Why is sentience a "go to" argument for animal advocates and vegans?
Animal advocates and vegans advance the argument that animals are sentient and this means that they should be afforded a particular kind of regard. Often this means some kind of interest-based rights, but I get the feeling that for most, sentience just means that other animals feel stuff so we shouldn't be harming them.
The problem of harm is one of welfarism - that is, if we can use other animals without harming them (except for the killing part that is) there seems no real reason not to do so if there is a benefit to us from this. In the end I think the argument against this kind of animal use is from a personal sensitivity point of view - someone feels uncomfortable or sad that another animal is killed for food for example. For most people it probably is the case that as long as there is some level of good welfare, the use of animals in this way is fine.
The rights question seems to me to be a bit harder to work out. Why does "sentience" mean we should afford other animals rights? Do activists seriously believe that mice should have rights? Or, at least, the same rights as a cow? When is sentience sufficient to require rights?
This seems a rubbery question and I am not sure it reduces to any solid argument. No-one can really know what cows or mice think and how they feel about the world, so doesn't the case from sentience really just reduce to welfarism again? Why does it have to be more? Yes, I've read a few books about this but mostly it just comes down to someone's feeling that sentience demands a rights based recognition. Is there any empirical basis to this claim that doesn't simply reduce to welfarism?
If a being is not capable of suffering, there is no suffering to consider when deciding how to treat them. If a being is not capable of feeling, there is no feeling to consider when deciding how to treat them. If a being cannot experience life or enjoy life, or be miserable, what is there to take from them if they would be killed?
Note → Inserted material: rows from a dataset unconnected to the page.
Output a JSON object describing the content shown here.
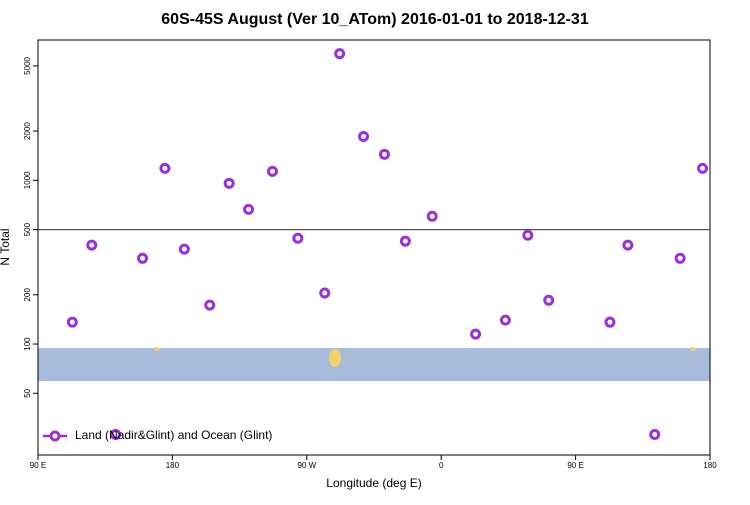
{
  "chart_data": {
    "type": "scatter",
    "title": "60S-45S August (Ver 10_ATom)   2016-01-01 to 2018-12-31",
    "x_label": "Longitude (deg E)",
    "y_label": "N Total",
    "log_y": true,
    "color": "#9b30d9",
    "xlim": [
      90,
      540
    ],
    "xticks": [
      {
        "value": 90,
        "label": "90 E"
      },
      180,
      {
        "value": 270,
        "label": "90 W"
      },
      {
        "value": 360,
        "label": "0"
      },
      {
        "value": 450,
        "label": "90 E"
      },
      {
        "value": 540,
        "label": "180"
      }
    ],
    "ylim": [
      21,
      7200
    ],
    "yticks": [
      50,
      100,
      200,
      500,
      1000,
      2000,
      5000
    ],
    "reference_line": 500,
    "legend": "bottom-left",
    "series": [
      {
        "name": "Land (Nadir&Glint) and Ocean (Glint)",
        "color": "#9b30d9",
        "x": [
          113,
          126,
          142,
          160,
          175,
          188,
          205,
          218,
          231,
          247,
          264,
          282,
          292,
          308,
          322,
          336,
          354,
          383,
          403,
          418,
          432,
          473,
          485,
          503,
          520,
          535
        ],
        "values": [
          136,
          402,
          28,
          334,
          1183,
          380,
          173,
          959,
          665,
          1135,
          443,
          205,
          5940,
          1854,
          1442,
          425,
          603,
          115,
          140,
          462,
          185,
          136,
          402,
          28,
          334,
          1183
        ]
      }
    ]
  }
}
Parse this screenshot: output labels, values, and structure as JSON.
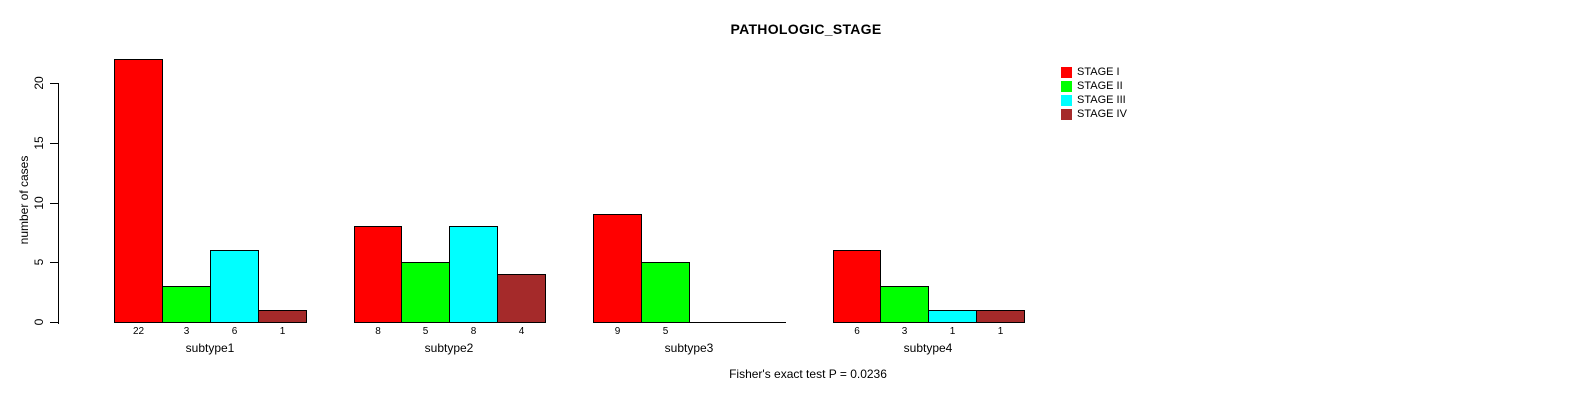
{
  "title": "PATHOLOGIC_STAGE",
  "y_axis": {
    "label": "number of cases"
  },
  "footer": {
    "caption": "Fisher's exact test P = 0.0236"
  },
  "legend": {
    "items": [
      {
        "label": "STAGE I",
        "color": "#FF0000"
      },
      {
        "label": "STAGE II",
        "color": "#00FF00"
      },
      {
        "label": "STAGE III",
        "color": "#00FFFF"
      },
      {
        "label": "STAGE IV",
        "color": "#A52A2A"
      }
    ]
  },
  "chart_data": {
    "type": "bar",
    "title": "PATHOLOGIC_STAGE",
    "xlabel": "",
    "ylabel": "number of cases",
    "categories": [
      "subtype1",
      "subtype2",
      "subtype3",
      "subtype4"
    ],
    "series": [
      {
        "name": "STAGE I",
        "color": "#FF0000",
        "values": [
          22,
          8,
          9,
          6
        ]
      },
      {
        "name": "STAGE II",
        "color": "#00FF00",
        "values": [
          3,
          5,
          5,
          3
        ]
      },
      {
        "name": "STAGE III",
        "color": "#00FFFF",
        "values": [
          6,
          8,
          0,
          1
        ]
      },
      {
        "name": "STAGE IV",
        "color": "#A52A2A",
        "values": [
          1,
          4,
          0,
          1
        ]
      }
    ],
    "ylim": [
      0,
      22
    ],
    "yticks": [
      0,
      5,
      10,
      15,
      20
    ],
    "grid": false,
    "legend_position": "top-right",
    "bar_border_color": "#000000",
    "show_value_labels_under_bars": true,
    "zero_height_bars_drawn_as_baseline": true,
    "annotation": "Fisher's exact test P = 0.0236"
  }
}
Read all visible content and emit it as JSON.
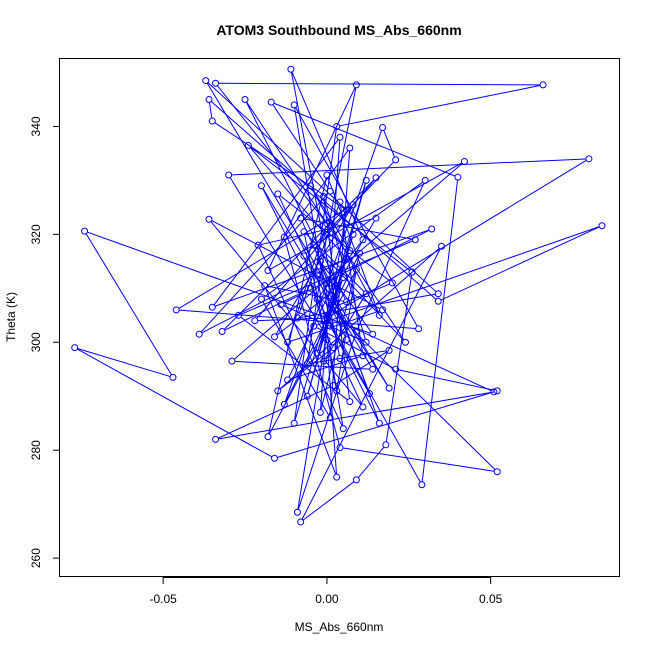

If a being knows nothing, feels nothing and does not suffer or have any interest in not suffering, there is nothing for them to lose if they are, for example, hit or cut and killed. Destroying a non-sentient “being” that has never suffered or been sentient and will never suffer or be sentient is akin to just destroying or damaging an inanimate object; they have no experiences, no capacity for suffering or for happiness, no capacity to feel, no capacity to think or be aware of anything.
Sentience is a better factor for determining moral value than intelligence in other beings besides nonhuman animals. A person with severe mental disabilities would likely be less intelligent than your average human being, but they still feel and, therefore, certainly have moral value and should not be treated with cruelty any more than anyone else should, and they should instead be treated with compassion and given necessary support and care. I know they would still be human, but it’s similar with animals. If intelligence were to define the moral value of a being in your view, you would treat the person with severe learning disabilities as less equal than someone without learning disabilities. If intelligence were to purely define how much moral value you afford to someone, you might treat a baby as less important than your average adult human.
Also, sapience is not a good enough determiner for how to treat a being. If there was another species that were just as intelligent, caring, emotional and sentient as we are, but they were just not human beings (not sapient), it would not really be moral to treat them with any less compassion or moral value. A dog is not sapient, but they are sentient. They are capable of feeling and thinking. They are capable of suffering. Similarly, a pig, a cow, a chicken, a duck, a goat, a sheep, a turkey, a goose, a rabbit, a wolf or any of most other species of animal are not sapient, but they are still sentient. They are all capable of feeling love, pain, fear and distress. They are all capable of suffering. They are all aware, at least, to some extent. Therefore, all of those species (and all other sentient species) deserve to be loved (or at least respected and treated with kindness and compassion), and to not be treated in any way that unjustly causes them distress, fear, pain or suffering.